Intracellular Ca²⁺ buffering in cardiac muscle is normally attributed to either fixed cytosolic buffers or active Ca²⁺ extrusion, but a slower passive exchange with intracellular organelles may occur. Rabbit cardiac myocytes were enzymatically isolated from New Zealand White male rabbits killed with an intraveneous injection of sodium pentobarbitone (100 mg kg^-1). Isolated cells were incubated with either of the indicators fura-2 AM or fluo-3 AM for 1 h (37°C) followed by a further 1 h indicator-free incubation. Calcium dynamics were studied in the absence of ATP on populations of fura-2 AM-loaded cells using a cuvette-based system and on single cells using confocal microscopy. For the cuvette studies, aliquots of 2 Ω 10⁶ cells were permeabilised by brief exposure to 0.01 mg β-escin and the cells placed in a cuvette containing a mock intracellular solution of the following composition (mM): 0.05 EGTA, 25 Hepes, 0.9 Mg²⁺, 100 KCl, 0.01 Na⁺, pH 7.0 (20-22°C). Free [Ca²⁺] was monitored with the addition of 1.3 µM fluo-3 (free acid).

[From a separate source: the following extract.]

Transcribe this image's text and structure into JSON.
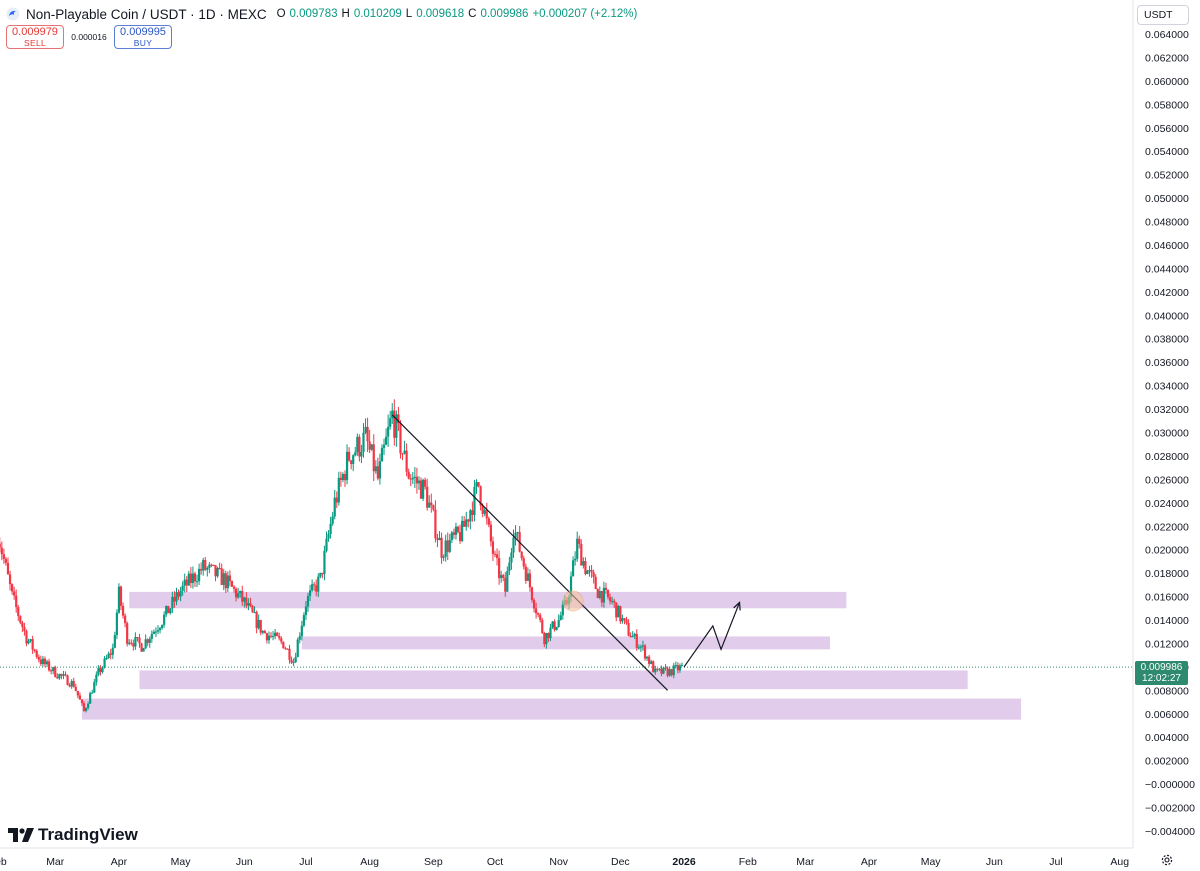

Addition of 50 nmol Ca²⁺ caused Ca²⁺ influx into a sub-cellular compartment (s) shown by the rise in fura-2 340/380 nm fluorescence ratio and the corresponding decline in fluo-3 fluorescence. Addition of 5 mM EGTA (and consequent lowering of free [Ca²⁺]) caused Ca²⁺ efflux from of this compartment. The rate of decline is speeded up by the addition of the ionopore A23187 4-bromo (10 µM). This supports the notion that a component of the fura-2 signal is from within organelle(s). The fura-2 signal from the permeabilised myocytes showed two distinct components. A rapid component had a rise time that was similar to the bulk solution (fluo-3). R_min and R_max of this component were similar to those of the free acid, but the K_d of the signal was higher (960 ± 25 vs. 465 ± 12 nM; means ± S.E.M., P < 0.05; n = 5, Student’s t test). The second slower component of the fura-2 signal had a half-time of 136 ± 19 s (n = 5). This signal was unaffected by further addition of β-escin, but 1 µM A23187 4-bromo significantly increased the rate of change of the signal (similar results were observed with ionomycin). Ruthenium Red, CCCP and thapsigargin did not inhibit this slow component. In parallel experiments on single fluo-3 AM-loaded cells, the remaining fluorescence after β-escin treatment showed a biphasic rise in fluorescence in response to a rapid increase of [Ca²⁺] from < 1 nM to 0.38 µM Ca²⁺. This was not observed in cells not loaded with fluo-3 AM but in the presence of fluo-3 free acid (10 µM). These results suggest there is passive exchange of cytosolic [Ca²⁺] with an intracellular compartment/ organelle in isolated rabbit cardiac myocytes.